The Democrats’ Lyndon Johnson won as the "peace candidate" in 1964, but then escalated the war in Vietnam. Though federal civil rights and voting rights acts passed in 1964 and 1965, Hawkins felt Johnson’s "Great Society" policies were sacrificed to the war. So when the Peace and Freedom Party was formed in late 1967 to end US intervention in Vietnam and fight poverty and racism, Hawkins supported the registration drive to put it on the ballot; Ironically, Hawkins himself, then 15, wouldn’t be able to vote for another six years because the law then stated one had to be 21 in order to vote.

Hawkins also participated in the peace, justice, and environmental movements and demonstrations in the Bay Area in his high school years, including Stop the Draft Week in October 1967, the San Francisco State Strike in 1968-69, People’s Park in Berkeley in 1969, the first Earth Day and the nationwide anti-war student strike in 1970, and Black Panther Party proposal for community control of the police in Berkeley, California in 1971.

During his first year at Dartmouth, college draft deferments were eliminated, and his draft number was called in July 1972. He immediately enlisted in an off-campus Marine officer-training program before the Army’s draft letter reached him so he could continue his studies. But after a summer of officer training at Quantico in 1974, Hawkins informed the Marines that he did not have the funds for his last two years of college. Since he could not meet the college degree requirement needed to take an officer‘s commission upon graduation, he told the Marines he was ready to serve as a regular enlistee for the two years of active duty that he was obligated to serve under his enlistment contract. The Marines never ordered him back to active duty, however.

While waiting for orders to report to active duty, Hawkins remained active in the anti-war movement, and became active in the anti-nuclear and the anti-apartheid movements as well. He helped form the People’s Energy Project New Hampshire in 1974 to fight the proposed Seabrook nuclear power plant, and then the New England-wide Clamshell Alliance in 1976 to organize occupations of the Seabrook nuclear plant site.

After the Soweto riots in South Africa in 1976, he co-founded the Upper Valley Committee for a Free Southern Africa, helped to form the Northeast Coalition for the Liberation of Southern Africa in 1978, and represented New England on the national anti-apartheid Call to Conscience coordinating committee in the early 1980s.

Hawkins led several campaigns to link corporate exploitation in South Africa and the US, including domestic redlining by banks lending to South Africa and labor abuse by Phelps Dodge in Namibia and Arizona.

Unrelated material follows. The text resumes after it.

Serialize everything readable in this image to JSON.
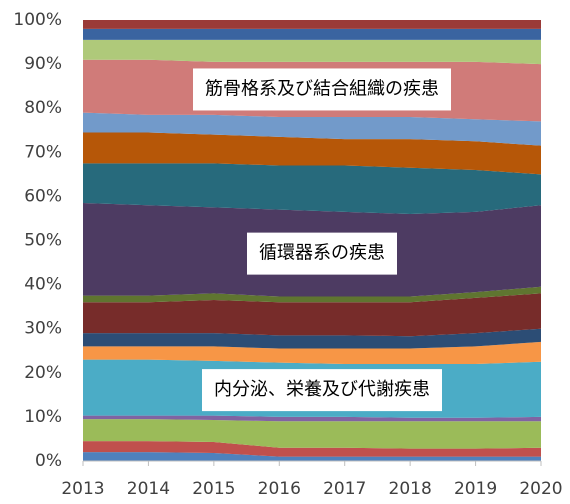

In 1978, Hawkins co-founded a construction workers cooperative that specialized in energy efficiency and solar and wind installations. He also worked with students at Dartmouth to form a New Hampshire Public Interest Research Group in 1975. In 1976-77, Hawkins returned to Dartmouth for his last year of studies, where he completed all the requirements for graduation except learning a foreign language. He speaks the Polynesian language of Tonga, where he lived for three months in 1973, but it was not recognized by Dartmouth.

In 1984, Hawkins organized fellow carpenters to put up a pre-fabricated shanty town in minutes on the College Green at Dartmouth despite promised resistance from security. Students then occupied the shanty-town, instigating a nationwide wave of similar protests that led to many college portfolio divestments of Apartheid-linked securities.